Complessivamente, nella seconda guerra mondiale il patrimonio artistico della città subì danni considerevoli: 70 chiese e 130 palazzi storici furono colpiti, con danni gravissimi. Le vittime tra la popolazione civile furono complessivamente circa 2000, i senzatetto oltre 120.000.
E tuttavia Genova fu l’unica città europea in cui le forze armate del Terzo Reich si arresero ai partigiani: alle 19,30 del 25 aprile 1945 il generale Günther Meinhold (comandante delle truppe tedesche) e l’operaio comunista Remo Scappini (presidente del CLN della Liguria) firmarono l’accordo con cui tutte le forze tedesche operanti nell’area si arrendevano alle formazioni partigiane.
Quella bomba inesplosa nella chiesa di San Lorenzo è per me un simbolo potente.
A fronte di migliaia di missili e bombe scagliati con ferocia in questi giorni su persone e cose, sarebbe bello che esistessero tante bombe “ribelli”, che si rifiutino di esplodere e di uccidere.
In questa guerra di oggi, insensata e brutale, nella quale c’è anche chi osa filosofeggiare su chi ha torto e chi ha ragione (mentre è fin troppo evidente che chiunque si affida alle armi non ha mai ragione), sarebbe bello che le cose, più umane degli uomini, compissero un’insubordinazione generale contro i loro crudeli inventori.
E sarebbe bello che a Mariupol oggi, e domani in tutto il mondo, e sempre, ogni proiettile si fermasse a mezz’aria (o magari facesse dietrofront e andasse a colpire chi lo stava lanciando).
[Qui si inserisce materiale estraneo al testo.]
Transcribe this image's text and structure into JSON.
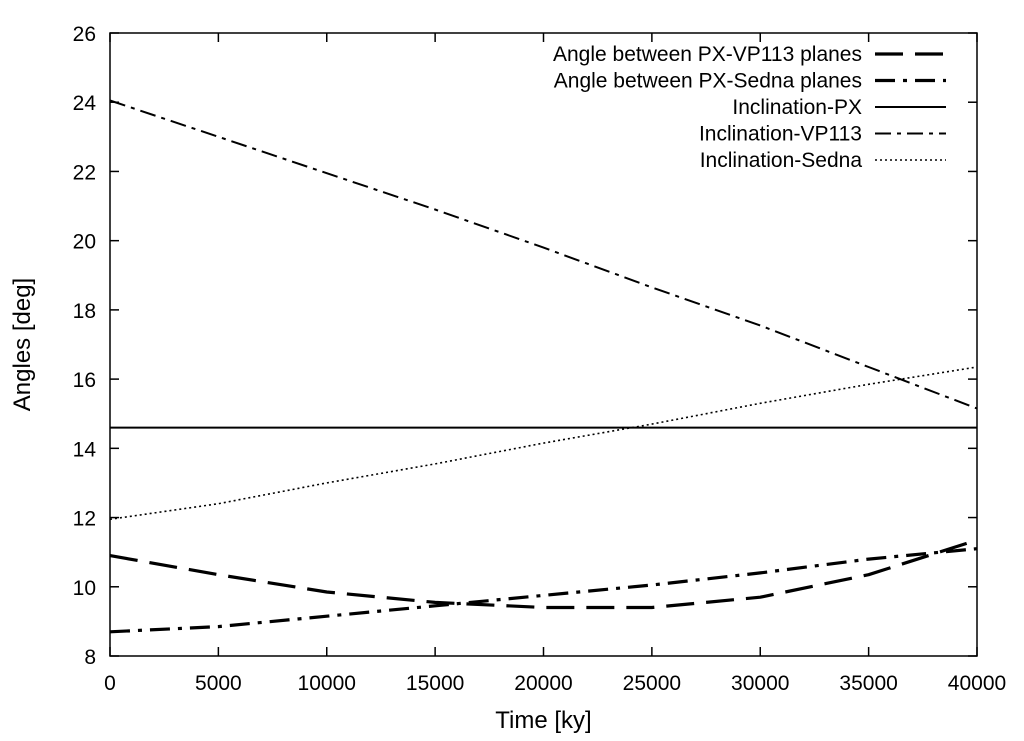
{
  "chart_data": {
    "type": "line",
    "title": "",
    "xlabel": "Time [ky]",
    "ylabel": "Angles [deg]",
    "xlim": [
      0,
      40000
    ],
    "ylim": [
      8,
      26
    ],
    "xticks": [
      0,
      5000,
      10000,
      15000,
      20000,
      25000,
      30000,
      35000,
      40000
    ],
    "yticks": [
      8,
      10,
      12,
      14,
      16,
      18,
      20,
      22,
      24,
      26
    ],
    "grid": false,
    "legend_position": "top-right",
    "series": [
      {
        "name": "Angle between PX-VP113 planes",
        "style": "long-dash-thick",
        "x": [
          0,
          5000,
          10000,
          15000,
          20000,
          25000,
          30000,
          35000,
          40000
        ],
        "y": [
          10.9,
          10.35,
          9.85,
          9.55,
          9.4,
          9.4,
          9.7,
          10.35,
          11.35
        ]
      },
      {
        "name": "Angle between PX-Sedna planes",
        "style": "dash-dot-thick",
        "x": [
          0,
          5000,
          10000,
          15000,
          20000,
          25000,
          30000,
          35000,
          40000
        ],
        "y": [
          8.7,
          8.85,
          9.15,
          9.45,
          9.75,
          10.05,
          10.4,
          10.8,
          11.1
        ]
      },
      {
        "name": "Inclination-PX",
        "style": "solid",
        "x": [
          0,
          40000
        ],
        "y": [
          14.6,
          14.6
        ]
      },
      {
        "name": "Inclination-VP113",
        "style": "dash-dot-thin",
        "x": [
          0,
          5000,
          10000,
          15000,
          20000,
          25000,
          30000,
          35000,
          40000
        ],
        "y": [
          24.05,
          23.0,
          21.95,
          20.9,
          19.8,
          18.65,
          17.55,
          16.35,
          15.15
        ]
      },
      {
        "name": "Inclination-Sedna",
        "style": "dotted",
        "x": [
          0,
          5000,
          10000,
          15000,
          20000,
          25000,
          30000,
          35000,
          40000
        ],
        "y": [
          11.95,
          12.4,
          13.0,
          13.55,
          14.15,
          14.7,
          15.3,
          15.85,
          16.35
        ]
      }
    ]
  }
}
Forse, se gli ordigni esplodessero fra le mani di chi li usa, cesserebbero subito le ostilità e ci si siederebbe davvero, senza se e senza ma, al tavolo delle trattative.
Ovviamente è un’utopia, perché gli strumenti di morte sono costruiti oggi con assoluta e chirurgica micidiale precisione; ma l’esempio della bomba inesplosa di San Lorenzo rimane, tenace, a darci qualche speranza e, soprattutto, a farci innescare il meccanismo mentale per cui le bombe “potrebbero” e anzi “dovrebbero” non esplodere mai.